Stewart proposes that the city would receive $3,165,000 in this revenue line, which would be $858,789 over the $2,306,211 in the current year’s budget. But, while current year’s budget has $2,306,211 in this revenue line, and the 2017 budget year even shows $6,952,137 in “Ban/Bond Premium” revenue, that was not true in the years before that.  There was only $501,361 in  “Ban/Bond Premium” revenue in the 2016 budget year and $0 in the two years prior to that.

If future city budgets did not have the “Ban/Bond Premium” revenue that is in Stewart’s proposed budget, then the $3,165,000 in her budget may turn into a deficit in the city’s future.

While Stewart, in her April 11, 2018 press release, said that her budget proposal, “retains an $18 million fund balance,” her press release did not say that her budget apparently proposes to remove $4,000,000 from the city’s Fund Balance.

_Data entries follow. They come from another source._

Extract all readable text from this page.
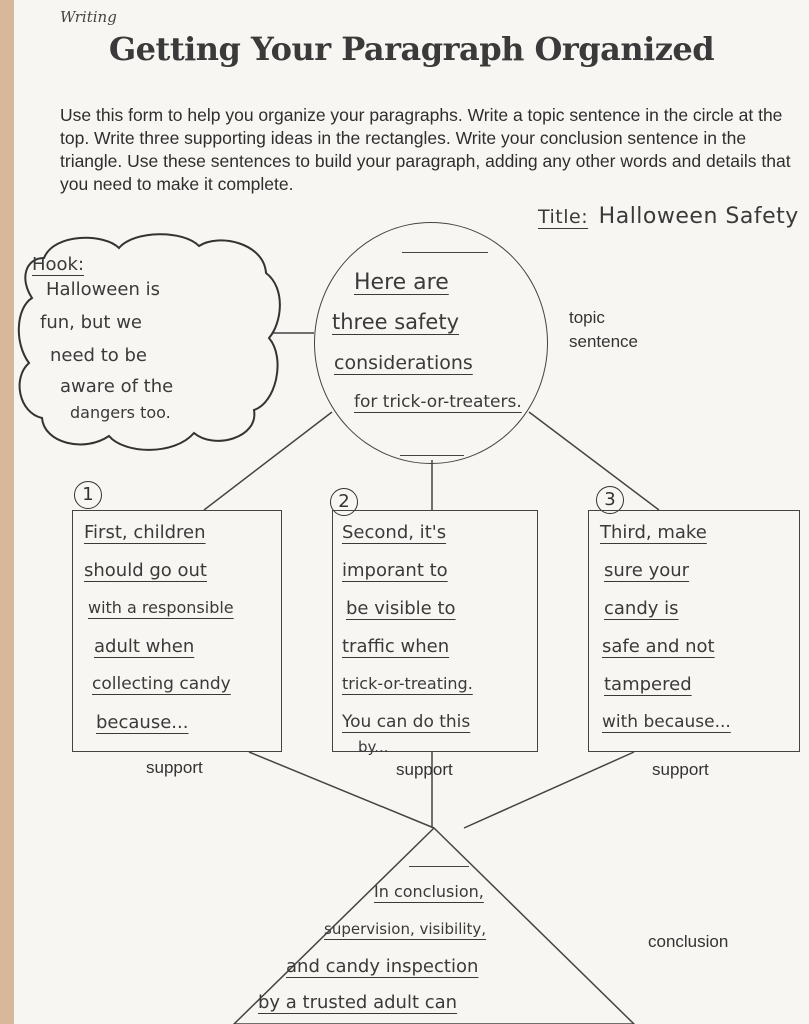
Writing
Getting Your Paragraph Organized
Use this form to help you organize your paragraphs. Write a topic sentence in the circle at the top. Write three supporting ideas in the rectangles. Write your conclusion sentence in the triangle. Use these sentences to build your paragraph, adding any other words and details that you need to make it complete.
Title: Halloween Safety
Hook:
Halloween is
fun, but we
need to be
aware of the
dangers too.
Here are
three safety
considerations
for trick-or-treaters.
topic
sentence
1
First, children
should go out
with a responsible
adult when
collecting candy
because...
support
2
Second, it's
imporant to
be visible to
traffic when
trick-or-treating.
You can do this
by...
support
3
Third, make
sure your
candy is
safe and not
tampered
with because...
support
In conclusion,
supervision, visibility,
and candy inspection
by a trusted adult can
conclusion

The “Fund Balance” is sometimes thought about as if it were a saving account, but it is actually the difference between the assets and liabilities. It is a typical way of measuring how much of a cushion a government has in its finances.

Stewart’s proposal appears to withdraw nearly one fifth of that the savings “cushion” in order to cover the operating expenses of the upcoming year’s budget.

Since the “savings” would be gone, once spent, using it in the upcoming year’s budget would add to the non-recurring amount temporarily covered in Stewart’s proposed budget.

Even if considering Stewart’s allocation to cover the costs in the city’s Medical Self-Insurance Fund as $3,779,637, rather than $5,431,966 short of past experienced costs, adding this $3,779,637 to Stewart’s plan to count on revenue from the apparent non-recurring $3,165,000 in “Ban/Bond Premium” and apparently drawing $4,000,000 from the city’s Fund Balance would add up to $10,944,637, approximately $11 million, that might translate into a deficit in future year’s city budgets.

That approximately $11 million in possible long-term deficit apparently in Stewart’s budget plan for the upcoming year comes against a history, as the New Britain Progressive reported in 2017, of Stewart’s proposal for what became the current year budget covering a possible $15 million in long-term deficit with non-recurring budget moves, and against the backdrop of Stewart’s new budget proposal increasing current year taxes $4,326,208 over the current budget year.

Editor’s note (5/2/2018): The New Britain Progressive temporarily withdrew this article, when it was decided, after it was briefly published, to revise the article’s budget analysis. While the $12 million possible long-term deficit cited in the briefly published edit is based on sound estimates, the New Britain Progressive’s revised edit is based on a more conservative analysis.